Malgré cette conjoncture défavorable qui se perpétue, les militants syndicaux ne doivent pas quitter la baraque. Ils doivent d’abord, quelle que soit leur allégeance syndicale, appuyer la FIQ qui demeure au combat et ne doit pas être isolée.

Les syndicats, dotés de ressources non négligeables et stimulés par leurs militants, restent des forces de résistance. En leur absence, le petit dictateur Pierre-Karl Péladeau (PKP) engendrerait bien des émules.

Les militants doivent se battre au sein des syndicats pour qu’ils s’ouvrent aux divers mouvements sociaux qui luttent sur un plan ou un autre contre le système capitaliste et ses maux. Ils doivent critiquer tous ceux qui accordent encore leur faveur à un Parti québécois (PQ) qui, pour des raisons bassement électoralistes et appuyé pas des intellectuels nationalistes de plus en plus conservateurs, cherche à recruter les partisans déçus de l’Action démocratique (ADQ). Le petit, mais dynamique Québec solidaire (QS), en plus de représenter un avenir enthousiasmant, est le seul parti qui mérite notre engagement.

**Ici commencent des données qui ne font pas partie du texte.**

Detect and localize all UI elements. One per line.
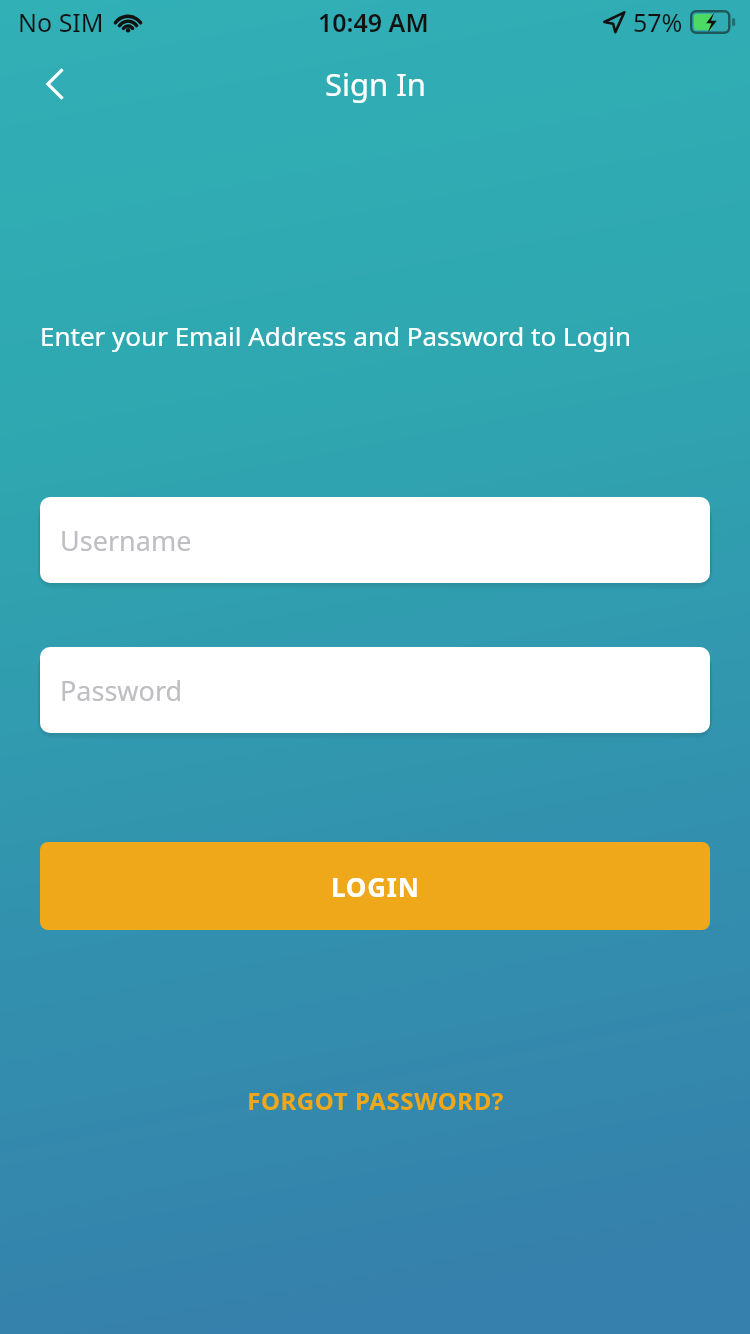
staticText: Enter your Email Address and Password to… [40, 318, 632, 353]
staticText: No SIM [18, 5, 104, 39]
staticText: FORGOT PASSWORD? [247, 1084, 504, 1117]
staticText: Username [60, 522, 192, 559]
button[interactable]: LOGIN [40, 842, 710, 930]
staticText: Password [60, 672, 183, 709]
button[interactable]: Username [40, 497, 710, 583]
staticText: 57% [633, 5, 683, 39]
staticText: LOGIN [331, 869, 420, 904]
button[interactable]: Password [40, 647, 710, 733]
button[interactable]: Back [24, 52, 88, 116]
button[interactable]: FORGOT PASSWORD? [0, 1077, 750, 1123]
staticText: Sign In [325, 63, 426, 105]
staticText: 10:49 AM [318, 5, 429, 39]
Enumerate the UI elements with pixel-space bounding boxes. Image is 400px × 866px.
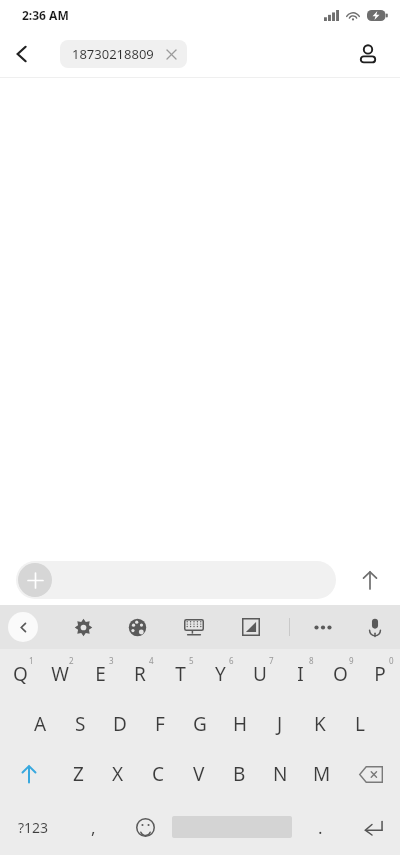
staticText: 5 bbox=[189, 655, 194, 666]
button[interactable]: N bbox=[260, 749, 301, 799]
button[interactable]: 18730218809 bbox=[60, 40, 187, 68]
staticText: Z bbox=[73, 761, 84, 787]
button[interactable]: . bbox=[294, 799, 346, 855]
staticText: 9 bbox=[349, 655, 354, 666]
staticText: , bbox=[91, 816, 96, 839]
staticText: 3 bbox=[109, 655, 114, 666]
button[interactable]: T bbox=[160, 649, 200, 699]
button[interactable]: A bbox=[20, 699, 60, 749]
button[interactable]: Backspace bbox=[342, 749, 400, 799]
button[interactable]: Space bbox=[170, 799, 294, 855]
staticText: N bbox=[273, 761, 288, 787]
button[interactable]: Q bbox=[0, 649, 40, 699]
staticText: G bbox=[193, 711, 207, 737]
button[interactable]: O bbox=[320, 649, 360, 699]
staticText: M bbox=[313, 761, 331, 787]
staticText: 18730218809 bbox=[72, 45, 154, 63]
button[interactable]: Enter bbox=[346, 799, 400, 855]
staticText: Q bbox=[13, 661, 28, 687]
staticText: 7 bbox=[269, 655, 274, 666]
staticText: R bbox=[134, 661, 146, 687]
staticText: E bbox=[95, 661, 106, 687]
button[interactable]: Add attachment bbox=[18, 563, 52, 597]
staticText: 2:36 AM bbox=[22, 7, 69, 23]
button[interactable]: Send bbox=[348, 558, 392, 602]
button[interactable]: Back bbox=[0, 32, 44, 76]
button[interactable]: U bbox=[240, 649, 280, 699]
button[interactable]: ?123 bbox=[0, 799, 66, 855]
staticText: T bbox=[175, 661, 186, 687]
staticText: V bbox=[193, 761, 205, 787]
staticText: L bbox=[355, 711, 365, 737]
staticText: 8 bbox=[309, 655, 314, 666]
button[interactable]: More options bbox=[306, 610, 340, 644]
button[interactable]: G bbox=[180, 699, 220, 749]
staticText: K bbox=[314, 711, 326, 737]
staticText: 2 bbox=[69, 655, 74, 666]
staticText: W bbox=[51, 661, 69, 687]
staticText: O bbox=[333, 661, 348, 687]
staticText: I bbox=[297, 661, 304, 687]
button[interactable]: Resize keyboard bbox=[234, 610, 268, 644]
staticText: U bbox=[253, 661, 267, 687]
button[interactable]: E bbox=[80, 649, 120, 699]
button[interactable]: , bbox=[66, 799, 120, 855]
button[interactable]: R bbox=[120, 649, 160, 699]
staticText: A bbox=[34, 711, 47, 737]
button[interactable]: K bbox=[300, 699, 340, 749]
staticText: X bbox=[112, 761, 124, 787]
button[interactable]: Remove recipient bbox=[163, 46, 179, 62]
button[interactable]: Keyboard layout bbox=[177, 610, 211, 644]
button[interactable]: J bbox=[260, 699, 300, 749]
button[interactable]: Collapse toolbar bbox=[8, 612, 38, 642]
button[interactable]: Emoji bbox=[120, 799, 170, 855]
button[interactable]: H bbox=[220, 699, 260, 749]
staticText: P bbox=[374, 661, 386, 687]
button[interactable]: Settings bbox=[66, 610, 100, 644]
button[interactable]: C bbox=[138, 749, 178, 799]
button[interactable]: L bbox=[340, 699, 380, 749]
button[interactable]: I bbox=[280, 649, 320, 699]
button[interactable]: X bbox=[98, 749, 138, 799]
button[interactable]: W bbox=[40, 649, 80, 699]
staticText: 6 bbox=[229, 655, 234, 666]
button[interactable]: Shift bbox=[0, 749, 58, 799]
button[interactable]: D bbox=[100, 699, 140, 749]
button[interactable]: V bbox=[178, 749, 219, 799]
staticText: . bbox=[318, 816, 323, 839]
staticText: Y bbox=[215, 661, 226, 687]
button[interactable]: Add attachment bbox=[16, 561, 336, 599]
staticText: B bbox=[233, 761, 246, 787]
button[interactable]: M bbox=[301, 749, 342, 799]
staticText: F bbox=[155, 711, 165, 737]
button[interactable]: Contacts bbox=[348, 34, 388, 74]
button[interactable]: S bbox=[60, 699, 100, 749]
button[interactable]: B bbox=[219, 749, 260, 799]
button[interactable]: P bbox=[360, 649, 400, 699]
staticText: D bbox=[113, 711, 127, 737]
staticText: C bbox=[152, 761, 165, 787]
button[interactable]: Z bbox=[58, 749, 98, 799]
staticText: J bbox=[277, 711, 283, 737]
button[interactable]: Voice input bbox=[358, 610, 392, 644]
staticText: H bbox=[233, 711, 248, 737]
button[interactable]: Y bbox=[200, 649, 240, 699]
staticText: 0 bbox=[389, 655, 394, 666]
staticText: ?123 bbox=[18, 818, 49, 837]
button[interactable]: Theme bbox=[120, 610, 154, 644]
staticText: 4 bbox=[149, 655, 154, 666]
staticText: 1 bbox=[29, 655, 34, 666]
button[interactable]: F bbox=[140, 699, 180, 749]
staticText: S bbox=[75, 711, 86, 737]
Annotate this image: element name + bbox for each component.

Enfin, la lutte des syndiquées du Journal de Montréal vaut davantage que des bonnes paroles. Ce qui est en jeu est non seulement un type de gestion où le boss impose impitoyablement ses priorités, toutes axées sur la croissance des profits et de l’entreprise, mais un type de médias où l’information est subordonnée à un populisme de droite. Dans la présente conjoncture, on ne peut espérer reproduire les grandes manifestations de 1971 d’appui aux lockoutés de La Presse contrôlée par Paul Desmarais (qui semble maintenant un ami des syndiqués face à PKP !). Toutefois, il faut accorder priorité à cette lutte et à celle de la FIQ, et prendre tous les moyens pour mobiliser les membres en faveur de ces syndiquées.